Now before we do anything else let’s have a look at one of the gradients.

# have a look at the current gradients of the output weights
# should not yet have one as pytorch has not yet calculated anything
# 2D tensor, so reduce to 1D
print(f"output weight gradients: {simple.outp.weight.grad.squeeze()}")

output weight gradients: None

Forward and Backward Propagation

PyTorch is tracking the information it needs to calculate the gradients. But we haven’t yet calculated anything for it to use. So let’s take care of that by executing a forward and backward pass (propagation?). For the latter we will need to have a loss function and a loss value.

For the forward pass, just for comparison with our manually calculated value let’s print out the PyTorch value.

# so let's define our loss function and run our forward and backward passes
loss_fn = nn.MSELoss()

rslt = simple(x)
print(f"\nforward pass: {rslt}")
loss = loss_fn(rslt, y)
print(f"\nloss: {loss}")
loss.backward()

And it looks like PyTorch is tracking the gradient for the predicted \(y\) value (tensor).

forward pass: tensor([8.5475], grad_fn=<ViewBackward0>)

loss: 12.585038185119629

That’s a match. Now, let’s have another look at those output weight gradients.

# check that gradient now
# 2D tensor, so reduce to 1D
print(f"\noutput weight gradients: {simple.outp.weight.grad.squeeze()}")

output weight gradients: tensor([6.7586, 6.2493])

And, forgiving differences in rounding, that’s pretty much what we calculated above. So, let’s have a look at all of the gradients as calculated by AutoGrad.

# print all model gradients
print("\nHidden layer gradients")
print(f"biases: {simple.hide.bias.grad}")
print(f"weights: {simple.hide.weight.grad.squeeze()}")
print("\nOutput layer gradients")
print(f"biases: {simple.outp.bias.grad}")
print(f"weights: {simple.outp.weight.grad.squeeze()}")

Hidden layer gradients
biases: tensor([0.6411, 2.2348])
weights: tensor([0.6411, 2.2348])

Output layer gradients
biases: tensor([7.0951])
weights: tensor([6.7586, 6.2493])

Once again, ignoring differences in rounding, exactly what we calculated above.

What next?

Gradient Descent

Let’s have a look at using gradient descent to update our model parameters.

We will need an optimizer to proceed.
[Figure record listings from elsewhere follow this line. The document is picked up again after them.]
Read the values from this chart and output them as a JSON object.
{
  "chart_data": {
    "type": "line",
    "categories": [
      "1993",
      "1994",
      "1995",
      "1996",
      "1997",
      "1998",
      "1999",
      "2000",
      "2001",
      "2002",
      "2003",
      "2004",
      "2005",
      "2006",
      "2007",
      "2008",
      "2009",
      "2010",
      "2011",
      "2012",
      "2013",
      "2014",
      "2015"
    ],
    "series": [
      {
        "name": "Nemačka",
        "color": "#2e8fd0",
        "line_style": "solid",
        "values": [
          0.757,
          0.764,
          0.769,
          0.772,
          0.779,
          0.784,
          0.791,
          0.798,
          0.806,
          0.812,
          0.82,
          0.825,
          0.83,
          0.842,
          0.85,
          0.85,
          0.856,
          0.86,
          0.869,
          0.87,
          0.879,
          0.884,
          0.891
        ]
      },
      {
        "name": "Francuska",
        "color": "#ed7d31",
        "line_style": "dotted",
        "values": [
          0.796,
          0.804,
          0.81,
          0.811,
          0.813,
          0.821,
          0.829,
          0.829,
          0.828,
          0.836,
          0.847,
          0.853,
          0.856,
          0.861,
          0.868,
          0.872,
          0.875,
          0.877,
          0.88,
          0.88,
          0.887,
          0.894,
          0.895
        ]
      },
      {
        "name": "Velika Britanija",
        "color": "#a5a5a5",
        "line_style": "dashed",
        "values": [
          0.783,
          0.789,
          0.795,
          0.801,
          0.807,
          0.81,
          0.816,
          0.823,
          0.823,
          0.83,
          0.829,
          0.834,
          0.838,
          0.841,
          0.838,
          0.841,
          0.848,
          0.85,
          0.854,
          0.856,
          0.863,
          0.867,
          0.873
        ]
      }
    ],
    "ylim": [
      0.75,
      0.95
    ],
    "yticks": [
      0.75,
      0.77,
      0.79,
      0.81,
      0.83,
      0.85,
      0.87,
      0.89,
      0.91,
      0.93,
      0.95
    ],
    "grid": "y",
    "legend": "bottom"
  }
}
I was going to use Adam as we have used it in our most recent models (GANs). But, I figured SGD would likely generate values I would find easier to reproduce.

We will instantiate the optimizer, execute an optimiztion step and have another look at the new model parameters. The optimizer also has a state_dict(). But in this case, as you can see, it wasn’t particularly informative.

# need an optimizer, using stochastic gradient descent
mod_opt = torch.optim.SGD

# instantiate optimizer and run optimizer step
opt = mod_opt(simple.parameters(), lr=0.1)

opt.step()
# look at current optimize parameters
print(f"\noptimizer state:")
print(f"{opt.state_dict()}")

# look at model parameters after optimizer steop
print(f"\noptimized, 1 step, model parameters:\n{simple.state_dict()}")

optimizer state:
{'state': {0: {'momentum_buffer': None}, 1: {'momentum_buffer': None}, 2: {'momentum_buffer': None}, 3: {'momentum_buffer': None}}, 'param_groups': [{'lr': 0.1, 'momentum': 0, 'dampening': 0, 'weight_decay': 0, 'nesterov': False, 'maximize': False, 'foreach': None, 'differentiable': False, 'params': [0, 1, 2, 3]}]}

optimized, 1 step, model parameters:
OrderedDict({
  'hide.weight': tensor([[ 0.9359], [-1.2235]]), 'hide.bias': tensor([1.9359, 2.7765]),
  'outp.weight': tensor([[1.3241, 2.3751]]), 'outp.bias': tensor([3.2905])
})

Let’s see if we can calculate one of those ourselves.

We will adjust the weight for the output bias, \(b_3\). The new weight is calculated as follows.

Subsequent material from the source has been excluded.